The issue of carrier transmission between cattle is a contentious issue but it is clear that cattle are less effective carriers of FMD viruses than African buffalo. Nevertheless, up to 50% of cattle retain the infecting virus in the O/P mucosa for periods as long as 6 months and even longer in some circumstances. However, proof of carrier transmission between cattle, despite careful investigation, is lacking. For other ruminants where virus may persist in the O/P mucosa for shorter periods than in buffalo and cattle such as sheep and goats, the probability of ‘carrier’ transmission occurring is probably remote. However, the issue of carrier animals remains ‒ probably unjustifiably ‒ an important consideration in the international control of FMD (Arzt et al., 2011a).

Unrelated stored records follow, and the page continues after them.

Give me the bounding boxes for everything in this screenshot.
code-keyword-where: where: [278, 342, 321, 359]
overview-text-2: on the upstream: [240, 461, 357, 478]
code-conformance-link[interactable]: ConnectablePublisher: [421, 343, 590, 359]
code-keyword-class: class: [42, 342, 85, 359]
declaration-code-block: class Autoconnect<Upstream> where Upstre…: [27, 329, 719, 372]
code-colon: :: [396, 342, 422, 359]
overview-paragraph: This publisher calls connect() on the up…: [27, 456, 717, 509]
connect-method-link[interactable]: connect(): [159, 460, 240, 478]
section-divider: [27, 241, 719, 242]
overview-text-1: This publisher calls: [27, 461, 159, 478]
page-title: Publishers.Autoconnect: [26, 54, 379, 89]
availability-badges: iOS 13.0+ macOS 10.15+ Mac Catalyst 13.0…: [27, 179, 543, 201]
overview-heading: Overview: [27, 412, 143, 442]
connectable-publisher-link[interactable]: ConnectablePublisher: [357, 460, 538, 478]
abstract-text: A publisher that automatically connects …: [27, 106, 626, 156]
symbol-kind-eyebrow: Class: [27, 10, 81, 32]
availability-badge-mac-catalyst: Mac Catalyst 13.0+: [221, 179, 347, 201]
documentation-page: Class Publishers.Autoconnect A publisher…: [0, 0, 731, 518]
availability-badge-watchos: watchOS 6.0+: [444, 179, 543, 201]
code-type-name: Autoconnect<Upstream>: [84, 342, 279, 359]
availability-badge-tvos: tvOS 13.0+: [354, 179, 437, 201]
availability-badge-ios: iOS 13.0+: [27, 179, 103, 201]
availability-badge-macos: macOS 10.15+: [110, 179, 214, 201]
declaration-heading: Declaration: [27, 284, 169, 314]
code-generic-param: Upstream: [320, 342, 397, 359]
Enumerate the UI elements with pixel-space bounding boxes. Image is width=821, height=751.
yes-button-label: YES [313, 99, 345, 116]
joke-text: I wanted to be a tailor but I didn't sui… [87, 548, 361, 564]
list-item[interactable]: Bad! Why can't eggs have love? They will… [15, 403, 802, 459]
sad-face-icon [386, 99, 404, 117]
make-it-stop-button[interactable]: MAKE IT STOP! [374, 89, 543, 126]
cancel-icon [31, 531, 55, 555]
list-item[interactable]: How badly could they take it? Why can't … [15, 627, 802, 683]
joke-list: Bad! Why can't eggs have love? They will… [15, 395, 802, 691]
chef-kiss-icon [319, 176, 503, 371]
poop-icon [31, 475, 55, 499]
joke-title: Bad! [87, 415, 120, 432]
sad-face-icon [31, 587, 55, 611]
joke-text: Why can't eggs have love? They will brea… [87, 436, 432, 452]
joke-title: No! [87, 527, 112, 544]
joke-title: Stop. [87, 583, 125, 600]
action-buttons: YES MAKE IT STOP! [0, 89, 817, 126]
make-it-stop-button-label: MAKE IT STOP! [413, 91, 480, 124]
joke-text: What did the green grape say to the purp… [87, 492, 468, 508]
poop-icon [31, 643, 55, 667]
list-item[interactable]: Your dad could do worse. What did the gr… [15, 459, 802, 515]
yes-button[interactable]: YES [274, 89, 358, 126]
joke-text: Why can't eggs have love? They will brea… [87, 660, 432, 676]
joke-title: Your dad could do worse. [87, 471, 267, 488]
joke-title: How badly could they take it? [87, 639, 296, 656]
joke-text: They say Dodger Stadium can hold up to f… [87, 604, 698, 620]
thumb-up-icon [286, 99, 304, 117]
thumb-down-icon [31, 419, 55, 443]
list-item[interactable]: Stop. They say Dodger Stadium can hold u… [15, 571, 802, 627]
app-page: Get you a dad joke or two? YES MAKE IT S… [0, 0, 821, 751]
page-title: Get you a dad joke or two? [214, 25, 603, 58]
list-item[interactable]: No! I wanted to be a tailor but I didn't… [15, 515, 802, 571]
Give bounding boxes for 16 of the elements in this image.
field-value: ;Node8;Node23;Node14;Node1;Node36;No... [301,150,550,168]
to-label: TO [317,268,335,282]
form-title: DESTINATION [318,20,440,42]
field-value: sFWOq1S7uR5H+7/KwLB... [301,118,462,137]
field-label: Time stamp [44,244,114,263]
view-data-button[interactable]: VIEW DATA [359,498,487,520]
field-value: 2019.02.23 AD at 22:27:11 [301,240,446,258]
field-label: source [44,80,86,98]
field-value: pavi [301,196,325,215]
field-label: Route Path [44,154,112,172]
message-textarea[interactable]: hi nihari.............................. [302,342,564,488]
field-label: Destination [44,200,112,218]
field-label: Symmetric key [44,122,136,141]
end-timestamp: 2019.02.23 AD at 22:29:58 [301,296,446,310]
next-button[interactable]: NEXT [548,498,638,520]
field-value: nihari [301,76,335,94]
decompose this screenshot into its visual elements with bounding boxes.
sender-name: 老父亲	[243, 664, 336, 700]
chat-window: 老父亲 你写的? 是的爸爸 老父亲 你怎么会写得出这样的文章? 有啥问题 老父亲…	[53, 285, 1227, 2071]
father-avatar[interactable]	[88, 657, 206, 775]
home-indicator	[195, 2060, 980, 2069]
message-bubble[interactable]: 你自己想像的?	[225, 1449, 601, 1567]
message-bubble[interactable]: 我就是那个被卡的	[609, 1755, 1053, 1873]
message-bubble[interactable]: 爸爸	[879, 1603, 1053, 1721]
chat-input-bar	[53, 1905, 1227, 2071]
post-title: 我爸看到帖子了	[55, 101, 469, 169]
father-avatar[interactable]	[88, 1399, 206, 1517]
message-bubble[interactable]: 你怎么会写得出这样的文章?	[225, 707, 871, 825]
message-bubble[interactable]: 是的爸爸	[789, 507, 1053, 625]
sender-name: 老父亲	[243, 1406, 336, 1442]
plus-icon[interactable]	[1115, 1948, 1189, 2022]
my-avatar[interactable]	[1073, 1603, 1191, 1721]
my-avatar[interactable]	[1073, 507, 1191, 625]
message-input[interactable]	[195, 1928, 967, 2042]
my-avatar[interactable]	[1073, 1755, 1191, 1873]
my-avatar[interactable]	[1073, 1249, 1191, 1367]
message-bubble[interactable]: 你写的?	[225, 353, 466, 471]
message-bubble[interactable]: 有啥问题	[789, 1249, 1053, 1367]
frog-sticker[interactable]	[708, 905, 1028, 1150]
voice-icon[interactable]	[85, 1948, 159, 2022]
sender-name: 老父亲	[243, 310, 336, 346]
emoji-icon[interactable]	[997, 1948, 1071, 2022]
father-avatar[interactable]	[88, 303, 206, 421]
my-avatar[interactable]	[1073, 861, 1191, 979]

The role of free-living wildlife other than buffalo in the maintenance and spread of FMD in southern Africa has important implications for management of the disease. A longitudinal study conducted in the Kruger National Park (KNP) in South Africa over a 10 year period has shown that impala (Aepyceros melampus) in some parts of the KNP regularly become infected by buffalo herds in the vicinity and that most of these infections do not result in disease (Bastos et al., 2000; Vosloo et al., 2009). Furthermore, historical data suggest that on occasion in the past impala have been instrumental in transmitting the infection to cattle. This is an important factor in the management of FMD in southern Africa, especially in relation to design of fencing systems for separation of animal populations.